The potential of microgels to serve as building blocks for the design of hybrid suprastructures will be explored. The challenging task is to understand and control the complex switching mechanisms triggered by temperature, light, pH and electrochemical potential that will allow designing interactive microgel-based materials such as actuators, sensors, and release containers.
 
Projects A1 and A3 are mainly focused on the design of new microgel architectures that enable specific interaction of microgels with active guests. A6 is devoted to the surface-assisted generation of novel switchable microgel architectures and assemblies, while A7 develops a microgel self-oscillator driven by light. Future applications of the systems developed in these projects will depend on being able to control mass and energy transport and thus there are strong links to research areas B and C where these topics will be addressed.
 
Project A1 aims to improve the enzyme efficacy in specific organic reactions by coordination of two orthogonal strategies: (i) embedding and tethering enzymes to microgels and (ii) reengineering the enzyme structure. While in the first funding period the focus was put on the lipase Candida anarctica lipase B, CalB, to enable ester formation in aqueous dispersions, future emphasis aims also at a tandem reaction in which the monooxygenase P450 BM3 is used to hydroxylate an aromatic halogen, e.g. iodobenzene, that can subsequently undergo C-O and C-C coupling catalysed by a copper scorpionate.
 
Project A3 addresses the design of amphoteric microgels with controlled spatial distribution of functional groups for uptake and release of charged molecules by means of experiments and computer simulations.

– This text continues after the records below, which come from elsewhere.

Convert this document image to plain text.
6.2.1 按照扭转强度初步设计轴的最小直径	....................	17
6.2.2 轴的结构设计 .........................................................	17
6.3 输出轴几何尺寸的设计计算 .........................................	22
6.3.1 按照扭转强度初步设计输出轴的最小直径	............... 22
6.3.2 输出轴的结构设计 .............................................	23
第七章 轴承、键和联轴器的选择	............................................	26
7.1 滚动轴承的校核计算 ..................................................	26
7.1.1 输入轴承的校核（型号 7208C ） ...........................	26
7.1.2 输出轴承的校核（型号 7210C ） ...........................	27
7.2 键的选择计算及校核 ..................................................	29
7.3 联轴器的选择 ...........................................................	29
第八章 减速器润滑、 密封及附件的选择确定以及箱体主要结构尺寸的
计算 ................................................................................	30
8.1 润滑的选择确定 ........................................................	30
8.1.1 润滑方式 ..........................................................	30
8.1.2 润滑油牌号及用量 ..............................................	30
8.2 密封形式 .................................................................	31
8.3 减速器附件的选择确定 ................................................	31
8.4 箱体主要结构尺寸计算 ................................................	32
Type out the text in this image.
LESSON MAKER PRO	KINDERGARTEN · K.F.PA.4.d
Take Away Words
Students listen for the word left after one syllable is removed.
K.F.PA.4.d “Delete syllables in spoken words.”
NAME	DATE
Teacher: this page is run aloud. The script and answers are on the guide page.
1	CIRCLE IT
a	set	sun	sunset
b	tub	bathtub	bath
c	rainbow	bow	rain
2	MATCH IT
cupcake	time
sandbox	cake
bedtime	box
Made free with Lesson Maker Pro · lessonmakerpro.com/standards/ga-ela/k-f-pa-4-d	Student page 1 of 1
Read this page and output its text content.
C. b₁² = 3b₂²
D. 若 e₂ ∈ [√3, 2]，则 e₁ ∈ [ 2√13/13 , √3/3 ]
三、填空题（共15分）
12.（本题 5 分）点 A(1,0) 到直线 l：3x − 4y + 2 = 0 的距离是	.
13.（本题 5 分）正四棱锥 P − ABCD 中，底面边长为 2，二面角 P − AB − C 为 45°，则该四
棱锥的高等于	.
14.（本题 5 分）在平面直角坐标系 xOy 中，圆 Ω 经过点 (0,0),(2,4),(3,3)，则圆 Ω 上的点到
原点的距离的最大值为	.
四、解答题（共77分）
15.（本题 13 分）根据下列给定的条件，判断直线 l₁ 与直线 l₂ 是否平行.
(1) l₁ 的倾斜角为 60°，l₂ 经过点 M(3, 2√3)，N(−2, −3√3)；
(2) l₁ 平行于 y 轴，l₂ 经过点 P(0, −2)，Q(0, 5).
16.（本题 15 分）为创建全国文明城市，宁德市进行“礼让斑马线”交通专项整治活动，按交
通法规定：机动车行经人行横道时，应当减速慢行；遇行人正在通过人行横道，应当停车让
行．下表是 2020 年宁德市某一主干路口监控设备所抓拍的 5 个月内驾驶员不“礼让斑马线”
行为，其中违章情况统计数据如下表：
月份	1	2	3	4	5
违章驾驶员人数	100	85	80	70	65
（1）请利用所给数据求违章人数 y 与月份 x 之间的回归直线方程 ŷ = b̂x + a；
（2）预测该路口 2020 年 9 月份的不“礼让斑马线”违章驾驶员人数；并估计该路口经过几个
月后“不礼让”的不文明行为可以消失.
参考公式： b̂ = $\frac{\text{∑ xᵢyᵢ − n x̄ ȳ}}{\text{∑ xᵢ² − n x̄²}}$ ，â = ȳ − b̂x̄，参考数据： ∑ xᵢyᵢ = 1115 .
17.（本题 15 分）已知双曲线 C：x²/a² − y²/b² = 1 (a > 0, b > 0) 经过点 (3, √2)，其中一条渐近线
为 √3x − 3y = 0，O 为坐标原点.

Hollow microgels will be introduced as new structural motif.
 
Project A6 employs two approaches for the surface-assisted generation of novel switchable microgel architectures and assemblies. The first one comprises an electrochemical pathway and is based on the results of the 1st period. The second approach combines chemical e-beam lithography and confocal photolithography for the site-specific immobilization of oligonucleotide (DNA) single strands to nanoscopic spots. This part uses results from former project A5 and is further strengthened by modern optical techniques.
 
The new project A7 endeavors to develop a mesoscopic microgel-based clock. The principle of the clock involves the absorption of the light by metal nanoparticles embedded in the microgel. Its self-oscillatory periodic motion is fed with light energy from a continuous-wave laser source. The project builds on results obtained in former projects A4 and A5, but in addition a feedback mechanism based on self-modulation of the absorption will be developed.